Lynne Murphy returned to teaching in the spring and has been presenting new research at conferences in the summer. At the Dictionary Society of North America in June she presented research based on her British Academy project, British and American Dictionary Cultures: "Language lovers or linguistic authorities? Contrasts in British and American dictionary cultures". With Sandra Jansen (University of Paderborn), she organised a panel the English Shared Futures conference in Newcastle: Tomorrow's English Today: Problems in predicting the linguistic future. Lynne's contribution addressed the question: "How American is the future?" Later in July, Lynne and Rachele De Felice (UCL) presented aspects of their work on thanking in British and American emails at the International Pragmatics Association conference in Belfast and at Corpus Linguistics 2017 in Birmingham. Lynne has also been talking about American English (and whether it threatens British English) on on the Radio 4 programmes Word of Mouth with Michael Rosen and Americanize! with Susie Dent. She's recently been quoted on politeness in British workplaces in BBC Capital, on Why British English is full of silly-sounding words in BBC Culture, on a British MP's usage of an American racial slur in the Atlantic, and on why Fears of British English's disappearing are overblown in the Economist.
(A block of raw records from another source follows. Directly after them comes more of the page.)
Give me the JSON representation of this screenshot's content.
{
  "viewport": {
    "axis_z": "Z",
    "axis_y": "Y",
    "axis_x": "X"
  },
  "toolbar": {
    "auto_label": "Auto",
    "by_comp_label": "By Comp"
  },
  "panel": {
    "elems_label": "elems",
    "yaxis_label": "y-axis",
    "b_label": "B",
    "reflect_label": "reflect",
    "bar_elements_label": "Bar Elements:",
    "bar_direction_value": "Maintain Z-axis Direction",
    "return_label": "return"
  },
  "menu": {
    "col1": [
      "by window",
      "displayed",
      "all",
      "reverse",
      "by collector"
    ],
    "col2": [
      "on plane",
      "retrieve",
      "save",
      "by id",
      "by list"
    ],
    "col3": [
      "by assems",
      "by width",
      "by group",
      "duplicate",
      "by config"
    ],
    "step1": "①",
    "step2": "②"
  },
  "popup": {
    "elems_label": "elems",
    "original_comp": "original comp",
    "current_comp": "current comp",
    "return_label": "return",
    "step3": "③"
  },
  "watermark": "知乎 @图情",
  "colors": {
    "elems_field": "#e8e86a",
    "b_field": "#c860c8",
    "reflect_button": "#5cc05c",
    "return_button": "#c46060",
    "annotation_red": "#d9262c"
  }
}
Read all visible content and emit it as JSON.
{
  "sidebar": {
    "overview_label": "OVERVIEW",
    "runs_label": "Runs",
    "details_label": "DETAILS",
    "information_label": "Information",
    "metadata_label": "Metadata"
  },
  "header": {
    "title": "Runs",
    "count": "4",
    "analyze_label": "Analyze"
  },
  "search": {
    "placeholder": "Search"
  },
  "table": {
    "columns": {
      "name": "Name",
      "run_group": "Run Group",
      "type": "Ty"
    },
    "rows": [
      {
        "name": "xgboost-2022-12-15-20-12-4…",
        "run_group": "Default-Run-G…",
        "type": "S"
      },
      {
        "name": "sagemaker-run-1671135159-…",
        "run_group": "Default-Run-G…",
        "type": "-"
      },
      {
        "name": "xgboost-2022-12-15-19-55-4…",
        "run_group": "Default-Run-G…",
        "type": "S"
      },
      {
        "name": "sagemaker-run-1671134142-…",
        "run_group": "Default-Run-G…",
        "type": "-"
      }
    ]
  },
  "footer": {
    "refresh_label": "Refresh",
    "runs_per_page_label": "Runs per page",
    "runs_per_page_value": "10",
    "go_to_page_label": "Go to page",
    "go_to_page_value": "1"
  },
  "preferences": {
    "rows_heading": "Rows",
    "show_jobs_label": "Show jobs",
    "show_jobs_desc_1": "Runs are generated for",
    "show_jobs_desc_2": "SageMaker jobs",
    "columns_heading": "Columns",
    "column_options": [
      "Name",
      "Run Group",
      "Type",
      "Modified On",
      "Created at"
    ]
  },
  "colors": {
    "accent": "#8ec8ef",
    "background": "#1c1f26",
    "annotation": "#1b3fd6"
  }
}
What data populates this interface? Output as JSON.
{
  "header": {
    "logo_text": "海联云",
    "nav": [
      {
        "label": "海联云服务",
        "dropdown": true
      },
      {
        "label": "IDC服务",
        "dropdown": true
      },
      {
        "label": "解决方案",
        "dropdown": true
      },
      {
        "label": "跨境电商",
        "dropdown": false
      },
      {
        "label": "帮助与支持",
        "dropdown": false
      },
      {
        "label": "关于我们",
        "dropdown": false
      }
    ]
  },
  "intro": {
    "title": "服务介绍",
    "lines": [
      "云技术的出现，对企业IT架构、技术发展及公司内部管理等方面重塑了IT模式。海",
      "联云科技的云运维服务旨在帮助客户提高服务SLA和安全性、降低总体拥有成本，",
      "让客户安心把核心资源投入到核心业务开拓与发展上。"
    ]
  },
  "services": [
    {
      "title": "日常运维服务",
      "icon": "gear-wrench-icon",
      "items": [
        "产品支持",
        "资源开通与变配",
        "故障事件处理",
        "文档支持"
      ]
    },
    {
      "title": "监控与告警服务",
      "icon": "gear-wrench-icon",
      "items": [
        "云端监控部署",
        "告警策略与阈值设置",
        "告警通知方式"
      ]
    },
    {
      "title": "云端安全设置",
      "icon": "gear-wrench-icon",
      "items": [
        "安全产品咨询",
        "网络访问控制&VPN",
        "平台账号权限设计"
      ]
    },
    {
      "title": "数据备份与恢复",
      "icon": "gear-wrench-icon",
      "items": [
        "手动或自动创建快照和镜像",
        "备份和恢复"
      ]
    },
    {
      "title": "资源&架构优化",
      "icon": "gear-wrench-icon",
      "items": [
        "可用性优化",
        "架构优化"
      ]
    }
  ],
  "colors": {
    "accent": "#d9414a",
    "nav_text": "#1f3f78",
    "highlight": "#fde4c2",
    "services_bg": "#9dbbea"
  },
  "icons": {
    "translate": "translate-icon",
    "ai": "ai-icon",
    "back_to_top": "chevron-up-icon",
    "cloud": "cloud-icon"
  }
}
Charlotte Taylor's article "The relationship between irony and sarcasm: Insights from a first-order metalanguage investigation" has been published in Journal of Politeness Research. She's also published a review article on "Pragmatics and Discourse" in The Year’s Work in English Studies (Oxford University Press) and a book review of S. Kirkwood, S. Goodman, C. McVittie & A. McKinlay (2016) The Language of Asylum: Refugees and Discourse in the journal Discourse & Communication. Charlotte has recently become a member of the editorial board for the new Journal of Corpora and Discourse Studies published by Cardiff University Press.
Charlotte has given a number of papers in the last few months. She presented "Mock politeness: Perceptions vs practice" at the University of Reading in February, and in March "Apples and oranges? Comparing across multilingual corpora" at Corpus Linguistics in the South 14: Corpus Linguistics & Multilingualism at Birkbeck and Discourse keywords of migration: The case of community at the Language & Power Research Group in Canterbury. In April, Charlotte and Jiayi Wang (UCLan) presented "The conventionalisation of mock politeness in British & Chinese online forums" at the Imean Conference at the University of West England and in May she attended Approaches to migration, language and identity at the University of Lausanne, Switzerland to present "Naming and categorising: 200 years of labelling migrants in the British press".